Journal pop d’Eric Pfeil : Un ours en peluche nommé Cocker


Épisode 244

L’autre jour, nous étions tous les trois assis chez un ami. Les gens parlaient de choses et d’autres et buvaient probablement ceci et cela, on entendait aussi de la musique. Dès le début de la soirée, l’animateur a mis le dernier disque de Jeb Loy Nichols. Est-ce acceptable ? Absolument !, s’est exclamé l’autre invité, il ne savait juste pas trop quoi penser de l’utilisation de la flûte de pan dans l’une des chansons, c’était un instrument plutôt problématique. Nous nous sommes brièvement penchés sur le thème de fête populaire Gute Songs mit Panflute-Parts (résultat : il n’y en a pas, et les bandes sonores d’Ennio Morricone ne comptent pas), alors que la chanson en question jouait déjà en arrière-plan.

Non, non, ce n’est pas une flûte de pan, m’entendis-je dire, c’est un saxophone chassé par un appareil à effets. Il a été brièvement discuté de la question de savoir si les saxophones chassés par des dispositifs à effets, bien qu’ils ne se méfiaient pas de l’appropriation, étaient peut-être encore plus méprisables que les flûtes de pan dans le contexte de la musique pop, mais la conversation a échoué. Quelqu’un autour de la table voulait savoir si le Roumain Gheorghe Zamfir, le joueur de flûte de Pan le plus populaire de ce pays, était quelque chose comme l’avant-garde de l’appropriation. Après une courte recherche, la théorie a dû être rejetée, car Wikipédia a informé que jouer de la flûte de pan est au moins courant en Roumanie.

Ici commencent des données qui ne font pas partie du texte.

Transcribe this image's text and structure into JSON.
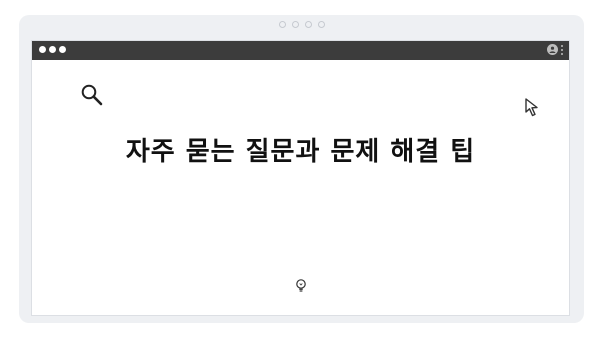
{
  "page": {
    "heading": "자주 묻는 질문과 문제 해결 팁"
  },
  "icons": {
    "search": "search-icon",
    "cursor": "cursor-arrow-icon",
    "lightbulb": "lightbulb-icon",
    "profile": "profile-icon",
    "menu": "kebab-menu-icon"
  },
  "colors": {
    "toolbar": "#3c3c3c",
    "frame": "#eef0f3",
    "text": "#111111"
  }
}
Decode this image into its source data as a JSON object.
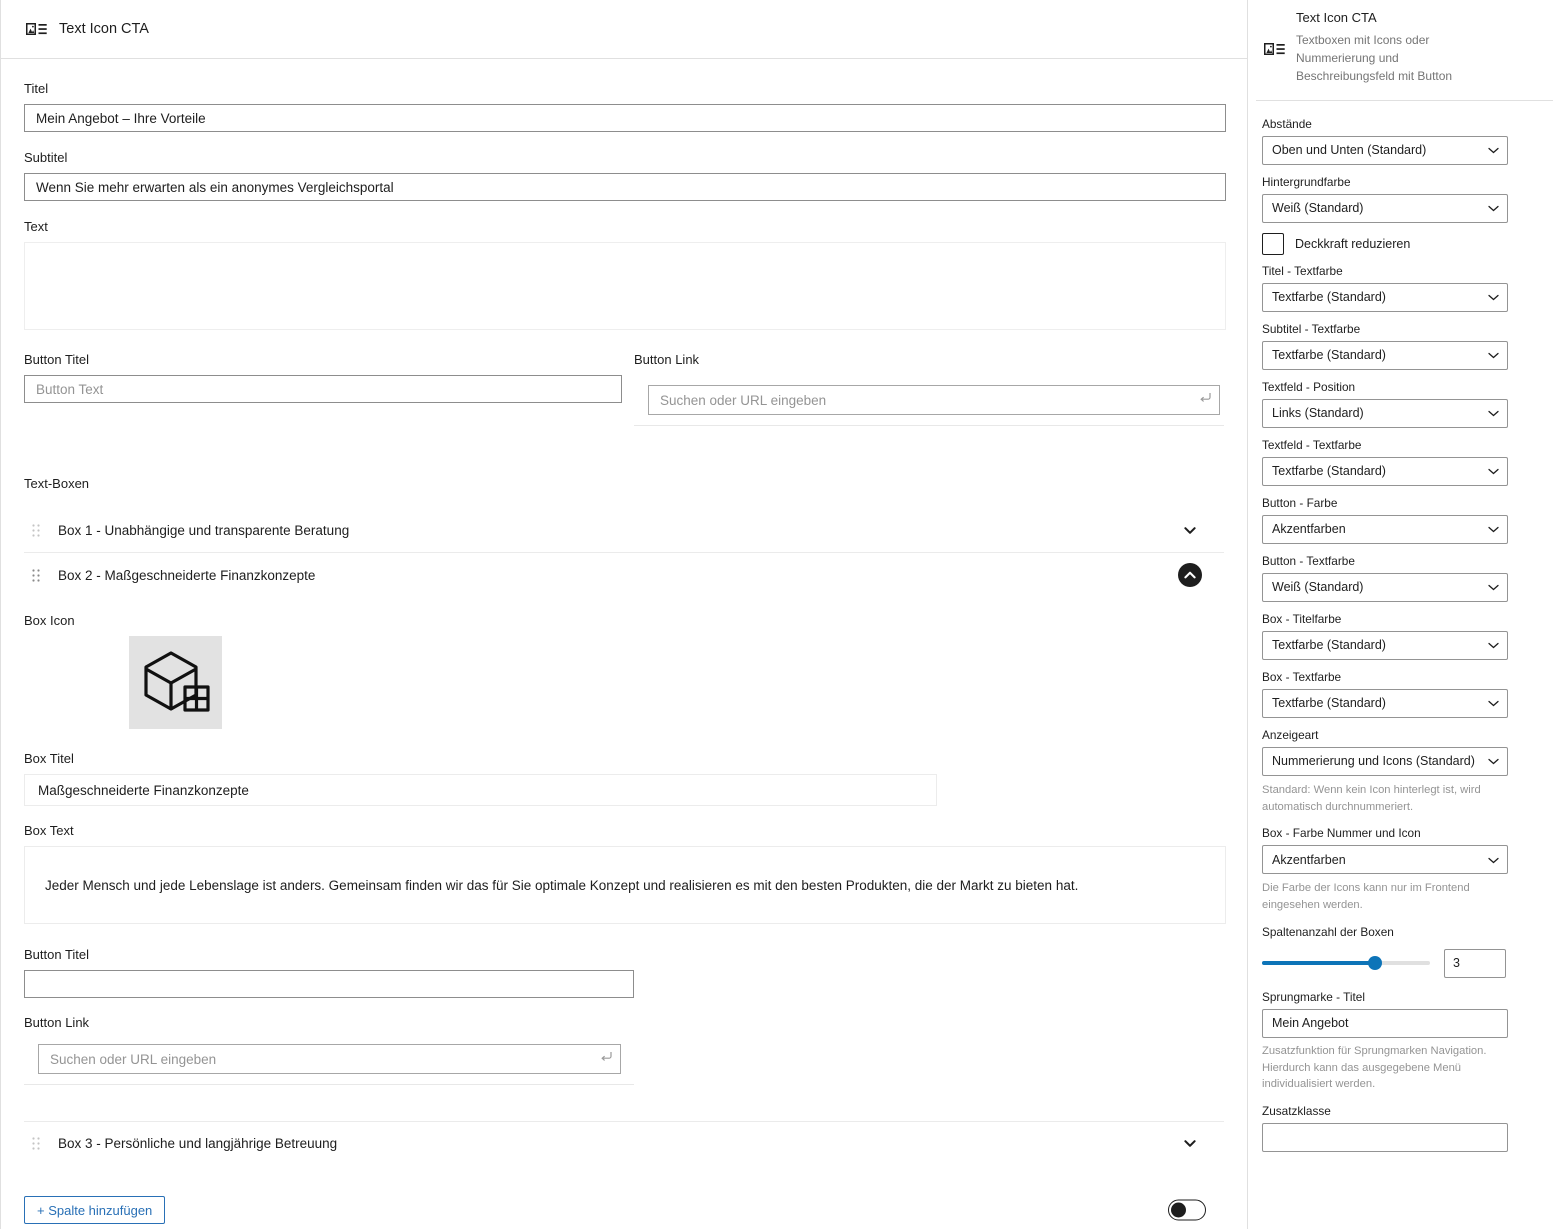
{
  "block": {
    "icon": "media-text-icon",
    "title": "Text Icon CTA"
  },
  "main": {
    "fields": {
      "titel_label": "Titel",
      "titel_value": "Mein Angebot – Ihre Vorteile",
      "subtitel_label": "Subtitel",
      "subtitel_value": "Wenn Sie mehr erwarten als ein anonymes Vergleichsportal",
      "text_label": "Text",
      "text_value": "",
      "button_titel_label": "Button Titel",
      "button_titel_placeholder": "Button Text",
      "button_titel_value": "",
      "button_link_label": "Button Link",
      "button_link_placeholder": "Suchen oder URL eingeben",
      "button_link_value": ""
    },
    "textboxen_label": "Text-Boxen",
    "boxes": [
      {
        "title": "Box 1 - Unabhängige und transparente Beratung",
        "expanded": false,
        "chevron": "chevron-down-icon"
      },
      {
        "title": "Box 2 - Maßgeschneiderte Finanzkonzepte",
        "expanded": true,
        "chevron": "chevron-up-icon"
      },
      {
        "title": "Box 3 - Persönliche und langjährige Betreuung",
        "expanded": false,
        "chevron": "chevron-down-icon"
      }
    ],
    "box2": {
      "box_icon_label": "Box Icon",
      "box_icon_name": "cube-icon",
      "box_titel_label": "Box Titel",
      "box_titel_value": "Maßgeschneiderte Finanzkonzepte",
      "box_text_label": "Box Text",
      "box_text_value": "Jeder Mensch und jede Lebenslage ist anders. Gemeinsam finden wir das für Sie optimale Konzept und realisieren es mit den besten Produkten, die der Markt zu bieten hat.",
      "button_titel_label": "Button Titel",
      "button_titel_value": "",
      "button_link_label": "Button Link",
      "button_link_placeholder": "Suchen oder URL eingeben",
      "button_link_value": ""
    },
    "add_column_button": "+ Spalte hinzufügen",
    "toggle_state": "off"
  },
  "sidebar": {
    "header": {
      "icon": "media-text-icon",
      "title": "Text Icon CTA",
      "description": "Textboxen mit Icons oder Nummerierung und Beschreibungsfeld mit Button"
    },
    "controls": [
      {
        "type": "select",
        "name": "abstaende",
        "label": "Abstände",
        "value": "Oben und Unten (Standard)"
      },
      {
        "type": "select",
        "name": "hintergrundfarbe",
        "label": "Hintergrundfarbe",
        "value": "Weiß (Standard)"
      },
      {
        "type": "checkbox",
        "name": "deckkraft-reduzieren",
        "label": "Deckkraft reduzieren",
        "checked": false
      },
      {
        "type": "select",
        "name": "titel-textfarbe",
        "label": "Titel - Textfarbe",
        "value": "Textfarbe (Standard)"
      },
      {
        "type": "select",
        "name": "subtitel-textfarbe",
        "label": "Subtitel - Textfarbe",
        "value": "Textfarbe (Standard)"
      },
      {
        "type": "select",
        "name": "textfeld-position",
        "label": "Textfeld - Position",
        "value": "Links (Standard)"
      },
      {
        "type": "select",
        "name": "textfeld-textfarbe",
        "label": "Textfeld - Textfarbe",
        "value": "Textfarbe (Standard)"
      },
      {
        "type": "select",
        "name": "button-farbe",
        "label": "Button - Farbe",
        "value": "Akzentfarben"
      },
      {
        "type": "select",
        "name": "button-textfarbe",
        "label": "Button - Textfarbe",
        "value": "Weiß (Standard)"
      },
      {
        "type": "select",
        "name": "box-titelfarbe",
        "label": "Box - Titelfarbe",
        "value": "Textfarbe (Standard)"
      },
      {
        "type": "select",
        "name": "box-textfarbe",
        "label": "Box - Textfarbe",
        "value": "Textfarbe (Standard)"
      },
      {
        "type": "select",
        "name": "anzeigeart",
        "label": "Anzeigeart",
        "value": "Nummerierung und Icons (Standard)"
      }
    ],
    "anzeigeart_help": "Standard: Wenn kein Icon hinterlegt ist, wird automatisch durchnummeriert.",
    "box_farbe": {
      "label": "Box - Farbe Nummer und Icon",
      "value": "Akzentfarben"
    },
    "box_farbe_help": "Die Farbe der Icons kann nur im Frontend eingesehen werden.",
    "spalten": {
      "label": "Spaltenanzahl der Boxen",
      "value": "3",
      "min": 1,
      "max": 4
    },
    "sprungmarke": {
      "label": "Sprungmarke - Titel",
      "value": "Mein Angebot"
    },
    "sprungmarke_help": "Zusatzfunktion für Sprungmarken Navigation. Hierdurch kann das ausgegebene Menü individualisiert werden.",
    "zusatzklasse": {
      "label": "Zusatzklasse",
      "value": ""
    }
  },
  "colors": {
    "accent_blue": "#0d74b8",
    "link_blue": "#2970b6",
    "border": "#8d8d8d",
    "muted_text": "#757575",
    "dark": "#1e1e1e"
  }
}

Nous avons ensuite discuté un moment de sujets que nous comprenions mieux, comme le chanteur berlinois Hans Rolf Rippert, qui, sous le nom d’Ivan Rebroff, a rendu tangible l’âme de la Russie dans les émissions de télévision pendant des années. En 1981, un homme a parié sur « Wetten, dass ..? », il pouvait chanter plus haut que le chanteur – et a échoué à croasser.

Finalement, le disque de Jeb Loy Nichols était terminé et l’animateur a présenté la dernière œuvre d’un autre anticapitaliste de la musique : The Baptiser du groupe de Billy Childish, The William Loveday Intention. Le disque est un mélange remarquable de motifs de Bob Dylan des années 60 et 70 ; même une version de « Knockin’ On Heaven’s Door » n’hésite pas. Si, a déclaré l’autre invité, il y avait un musicien dont le travail ne contenait de manière fiable ni flûte de pan ni saxophone à effets, alors c’était Billy Childish. Un autre grand disque oublié de l’année.

L’alcool peut faciliter une conversation, mais pas la logique. Quoi qu’il en soit, à un moment donné, je ne sais pas pourquoi, nous nous sommes retrouvés avec un sujet qui est la plupart du temps négligé dans le discours pop actuel : Joe Cocker. Je ne me souviens pas de grand-chose, mais à la stupéfaction de tous, l’animateur a rapporté que sa fille avait un animal en peluche quand elle était petite, qu’elle avait nommé Joe Cocker. Oui, pourquoi cela ?, nous nous sommes exclamés à l’unisson avec l’autre invité, après quoi le chef de maison s’est précipité dans la chambre de la fille pour demander comment le nom avait été attribué. Bien que la fille ait confirmé qu’elle possédait un animal en peluche nommé Joe Cocker, elle n’a pas été en mesure de fournir plus de détails.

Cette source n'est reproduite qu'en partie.